23
de agosto de 2014 | N° 17900
PAULO
SANT’ANA
Sobreviveu à
tortura
Volto
hoje, como prometi anteontem, a reproduzir o relato da colunista de O Globo
Miriam Leitão ao jornalista Luiz Cláudio Cunha, sobre os horrores que sofreu
durante a ditadura militar que se instalou no Brasil em 1964.
Meu
propósito é somente o de que nunca mais se reproduza uma ditadura no Brasil.
Continua
Miriam: “Não recebi um único telefonema, não vi nenhum advogado, ninguém sabia
o que tinha acontecido comigo, eu não sabia se as pessoas tinham ideia do meu
desaparecimento.
Só
três dias após minha prisão é que meu pai recebeu, em Caratinga, um telefonema
anônimo de uma mulher dizendo que eu tinha sido presa. Ele procurou muito e só
conseguiu me localizar no fim daquele dezembro. Havia outros presos no quartel,
mas só ao final de três semanas fui colocada na cela com as outras presas:
Angela, Badora, Beth, Magdalena, estudantes, como eu.
Fiquei
48 horas sem comer. Eu entrei no quartel com 50 quilos de peso, saí três meses
depois pesando 39 quilos. Eu cheguei lá com um mês de gravidez, tinha enormes
chances de perder meu bebê. Foi o que o médico me disse, quando saí de lá, com
quatro meses de gestação. Eu estava deprimida, mal alimentada, tensa,
assustada, anêmica, com carência aguda de vitamina D por falta de sol. Nada que
uma mulher deve ser para proteger seu bebê na barriga. Se meu filho sobrevivesse,
teria sequelas, me disse o médico.
– A
má notícia eu já sei, doutor, vou procurar logo um médico que me diga o que
fazer para aumentar as chances do meu filho.
Mas
isso foi ao sair. Lá dentro, achei que não havia chance alguma para nós. Eu era
levada de uma sala para outra, numa área administrativa do quartel, onde
passava por outras sessões de perguntas, sempre as mesmas, tudo aos gritos,
para manter o clima de terror, de intimidação. Na noite seguinte, atravessei a
madrugada com uma sessão de interrogatório pesado, o Dr. Pablo e os outros dois
berrando, me ameaçando de estupro, dizendo que iam me matar.
Um
dia, achei que iria morrer. Entraram no meio da noite na cela do forte para
onde eu fui levada após esses dois dias. Falaram que seria o último passeio e
me levaram para um lugar escuro, no pátio do quartel, para simular um
fuzilamento. Vi minha sombra refletida na parede branca do forte, a sombra de
um corpo mirrado, uma menina de apenas 19 anos. Vi minha sombra projetada
cercada de cães e fuzis, e pensei: ‘Eu sou muito nova para morrer. Quero
viver’”.
“Numa
noite, numa sala, de novo fui desnudada e os homens passaram o tempo todo me
alisando, me apalpando, me bolinando, brincando comigo. Um deles me obrigou a
deitar com ele no sofá. Não chegaram a consumar nada, mas estavam no limite do
estupro, divertindo-se com tudo aquilo.
Eu
estava com um mês de gravidez, e disse isso a eles. Não adiantou. Ignoraram a
revelação e minha condição de grávida não aliviou minha condição lá dentro.

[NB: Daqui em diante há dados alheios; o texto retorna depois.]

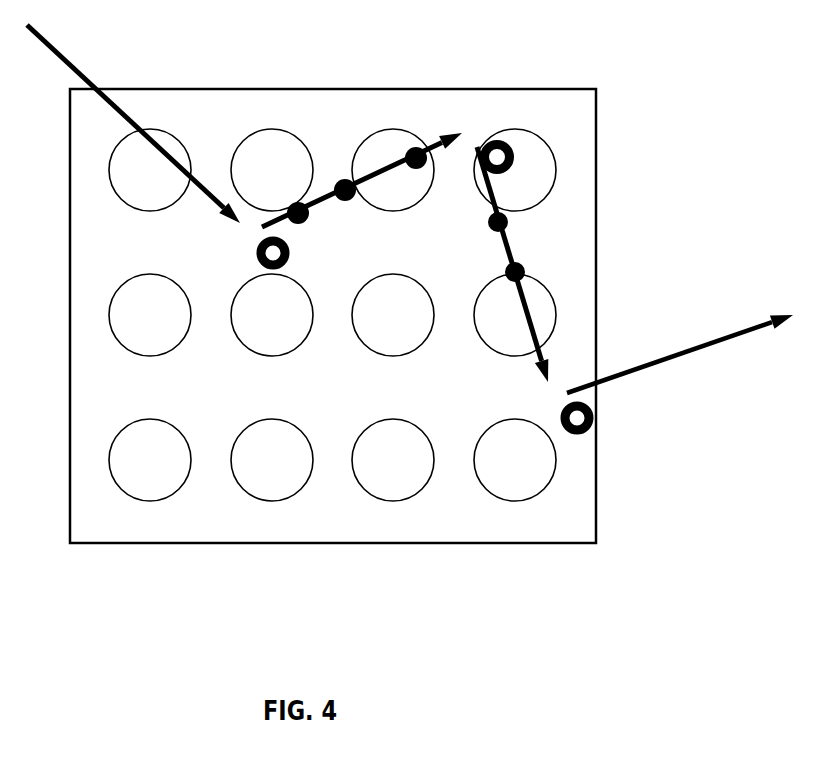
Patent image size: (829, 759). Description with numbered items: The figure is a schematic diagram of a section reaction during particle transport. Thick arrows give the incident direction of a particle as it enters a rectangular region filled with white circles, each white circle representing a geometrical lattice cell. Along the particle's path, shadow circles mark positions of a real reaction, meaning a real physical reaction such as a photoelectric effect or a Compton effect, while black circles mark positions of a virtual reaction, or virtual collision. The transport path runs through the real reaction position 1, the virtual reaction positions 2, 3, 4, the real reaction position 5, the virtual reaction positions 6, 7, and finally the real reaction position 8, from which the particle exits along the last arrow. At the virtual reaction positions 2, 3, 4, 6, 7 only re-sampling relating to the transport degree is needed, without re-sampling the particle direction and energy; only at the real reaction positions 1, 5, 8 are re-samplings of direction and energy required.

The real reaction position 1 is at (262, 238).
The virtual reaction position 2 is at (301, 220).
The virtual reaction position 3 is at (346, 199).
The virtual reaction position 4 is at (416, 167).
The real reaction position 5 is at (485, 158).
The virtual reaction position 6 is at (491, 226).
The virtual reaction position 7 is at (508, 271).
The real reaction position 8 is at (558, 408).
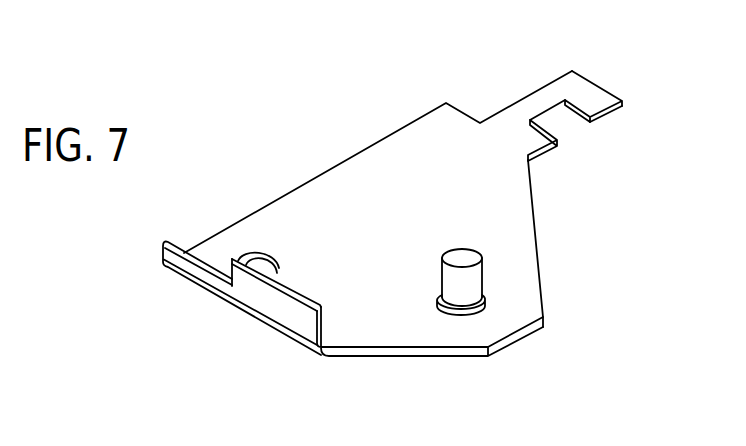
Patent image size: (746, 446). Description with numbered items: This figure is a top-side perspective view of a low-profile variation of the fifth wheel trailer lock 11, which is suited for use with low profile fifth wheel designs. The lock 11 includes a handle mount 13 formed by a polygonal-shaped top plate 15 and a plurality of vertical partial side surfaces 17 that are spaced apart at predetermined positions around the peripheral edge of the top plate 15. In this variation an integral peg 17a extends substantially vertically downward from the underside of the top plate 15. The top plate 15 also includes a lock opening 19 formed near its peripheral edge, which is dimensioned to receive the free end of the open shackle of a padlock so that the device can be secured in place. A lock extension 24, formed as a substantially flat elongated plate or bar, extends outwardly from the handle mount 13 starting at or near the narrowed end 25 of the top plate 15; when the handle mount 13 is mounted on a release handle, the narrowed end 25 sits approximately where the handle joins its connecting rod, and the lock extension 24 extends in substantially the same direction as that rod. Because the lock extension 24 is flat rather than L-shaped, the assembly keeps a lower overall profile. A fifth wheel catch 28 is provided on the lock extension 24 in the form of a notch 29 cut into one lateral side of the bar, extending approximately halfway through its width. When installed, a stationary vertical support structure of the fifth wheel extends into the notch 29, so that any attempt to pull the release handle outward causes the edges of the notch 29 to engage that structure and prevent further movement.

The fifth wheel trailer lock 11 is at (433, 220).
The handle mount 13 is at (544, 292).
The top plate 15 is at (383, 332).
The vertical partial side surfaces 17 is at (248, 297).
The integral peg 17a is at (465, 281).
The lock opening 19 is at (259, 252).
The lock extension 24 is at (506, 104).
The narrowed end 25 is at (533, 158).
The fifth wheel catch 28 is at (597, 132).
The notch 29 is at (561, 108).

Minha cabeça doía, com a pancada na parede, e o sangue coagulado na nuca
incomodava. Eu não podia me lavar, não tinha nem roupa para trocar. Quando
pensava em descansar e dormir um pouco, à noite, o lugar onde estava de repente
era invadido, aos gritos, com um bando de pastores alemães latindo na minha
cara. Não mordiam, mas pareciam que iam me estraçalhar, se escapassem da
coleira. E, para enfurecer ainda mais os cães, os soldados gritavam a palavra
que enlouquecia a cachorrada: ‘Terrorista, terrorista!’.”
“Sobrevivi
e meu filho Vladimir nasceu em agosto forte e saudável, sem qualquer sequela.
Ele me deu duas netas, Manuela (três anos) e Isabel (um). Do meu filho caçula,
Matheus, ganhei outros dois netos, Mariana (8) e Daniel (4). Eles são o meu
maior patrimônio.
Minha
vingança foi sobreviver.”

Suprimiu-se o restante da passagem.